Japans Kunst – mit europäischen Augen gesehen

Herausgegeben von Manfred Speidel

 

Gebrüder Mann Verlag, 2011.


Tauts Liebeserklärung an die japanische Kunst gilt der Flüssigkeit der Linien, der Leichtigkeit der Technik, die den Anschein von Improvisation vermittelt, bei gleichzeitiger Einhaltung eines absoluten und strengen Stils. Weiter erkennt der Autor in der Einbindung von Kunst als festem Bestandteil des Alltags eine Kulturleistung von internationaler Bedeutung. Seine daraus abgeleitete Forderung: Kunst darf nicht mehr eine gesellschaftliche Randerscheinung sein, die lediglich dem Bildungsanspruch und der kulturellen Propaganda der gehobenen Gesellschaftsschichten dient.
Bruno Taut (1880-1938) war im Berlin der 1920er Jahre ein erfolgreicher Architekt des „Neuen Bauens“. Genossenschaftliche Projekte, wie die von der UNESCO 2008 zum Weltkulturerbe erklärte Hufeisensiedlung in Berlin-Britz, sind Zeugnisse seines Schaffens. Einer Einladung des „Internationalen Architekturbundes Japans“ folgend, kam Taut 1933, von den Nationalsozialisten als „Kulturbolschewist“ gebranntmarkt, für drei Jahre nach Japan, in denen er weniger als Architekt, denn als Berater und Entwerfer alltäglicher Gebrauchsgegenstände Arbeit fand.
In sublimer Sprache und mit einem genauen Blick gibt er eine sehr individuelle Einführung in die japanische Kunstgeschichte und thematisiert die Spannung zwischen der Bewahrung der Tradition und der Weiterentwicklung zur Moderne durch die Übernahme westlicher Wertvorstellungen. Taut benennt die Gefahr, die von der auf Zweckmäßigkeit, Fortschritt und Erfolg ausgerichteten europäischen Weltsicht einer Kultur droht, die mit China als „klassischer Nährmutter“ eine Philosophie der Absichtslosigkeit verfolgt, die in der Stille ihre Erfüllung sucht.
Den hohen Stellenwelt, den Kunst im japanischen Alltag hat, erläutert Taut am Beispiel des Tokonoma, der Bildnische, die es in jedem japanischen Haus gibt.

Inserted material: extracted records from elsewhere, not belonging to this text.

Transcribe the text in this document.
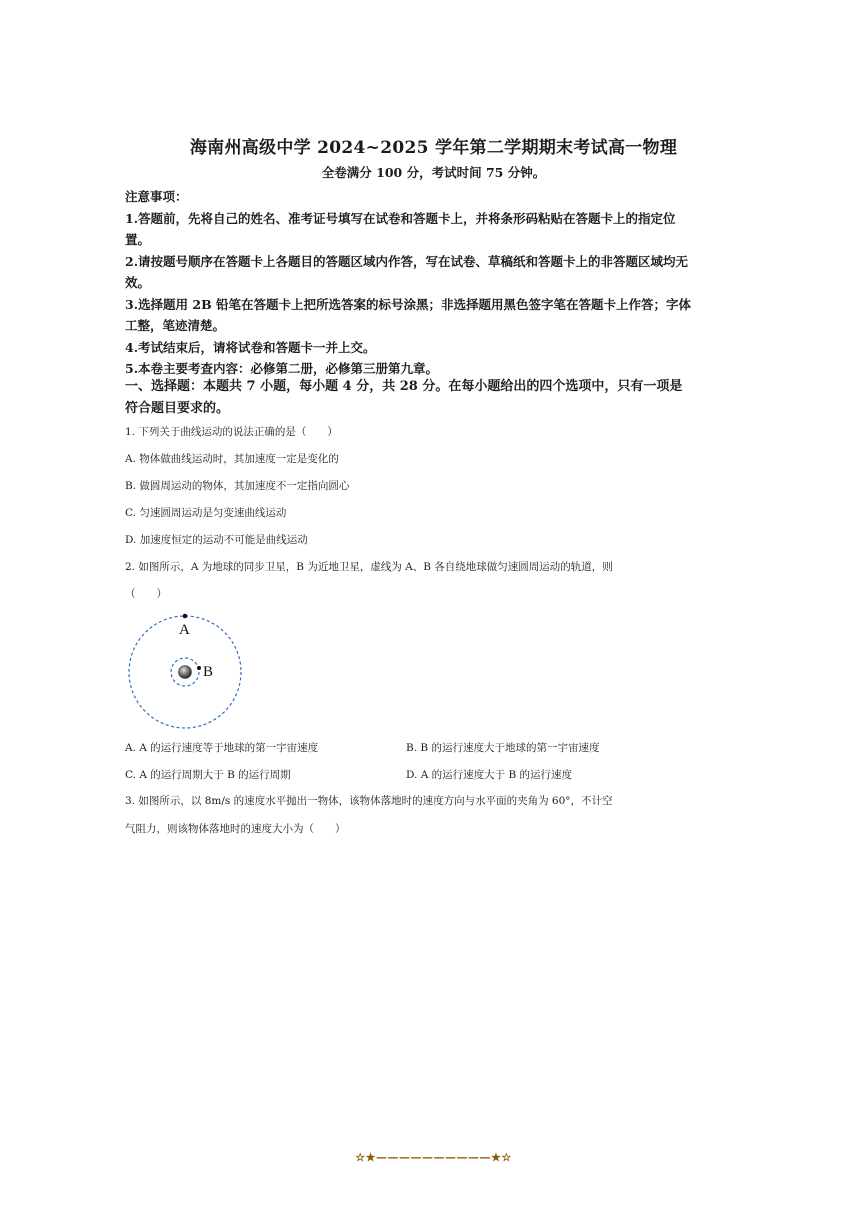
海南州高级中学 2024~2025 学年第二学期期末考试高一物理
全卷满分 100 分，考试时间 75 分钟。

注意事项：

1.答题前，先将自己的姓名、准考证号填写在试卷和答题卡上，并将条形码粘贴在答题卡上的指定位置。

2.请按题号顺序在答题卡上各题目的答题区域内作答，写在试卷、草稿纸和答题卡上的非答题区域均无效。

3.选择题用 2B 铅笔在答题卡上把所选答案的标号涂黑；非选择题用黑色签字笔在答题卡上作答；字体工整，笔迹清楚。

4.考试结束后，请将试卷和答题卡一并上交。

5.本卷主要考查内容：必修第二册，必修第三册第九章。

一、选择题：本题共 7 小题，每小题 4 分，共 28 分。在每小题给出的四个选项中，只有一项是符合题目要求的。
1. 下列关于曲线运动的说法正确的是（　　）
A. 物体做曲线运动时，其加速度一定是变化的
B. 做圆周运动的物体，其加速度不一定指向圆心
C. 匀速圆周运动是匀变速曲线运动
D. 加速度恒定的运动不可能是曲线运动
2. 如图所示，A 为地球的同步卫星，B 为近地卫星，虚线为 A、B 各自绕地球做匀速圆周运动的轨道，则
（　　）
A
B
A. A 的运行速度等于地球的第一宇宙速度	B. B 的运行速度大于地球的第一宇宙速度
C. A 的运行周期大于 B 的运行周期	D. A 的运行速度大于 B 的运行速度
3. 如图所示，以 8m/s 的速度水平抛出一物体，该物体落地时的速度方向与水平面的夹角为 60°，不计空
气阻力，则该物体落地时的速度大小为（　　）
☆★——————————★☆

Sie ist der festumrissene Ort, an dem je nach Anlass ein Kakemono, ein Rollbild mit Malerei oder Kalligrafie, aufgehängt, eine Vase mit Blumengesteck oder ein Räuchergefäß aufgestellt werden. Das Haus, dessen Architektur Ausdruck einer größtmöglichen Reinheit der Formen, einer abstrakten Neutralität und Funktionalität ist, bietet so dennoch einen Raum für den ganz persönlichen Ausdruck des Geistes- und Gefühlslebens seiner Bewohner.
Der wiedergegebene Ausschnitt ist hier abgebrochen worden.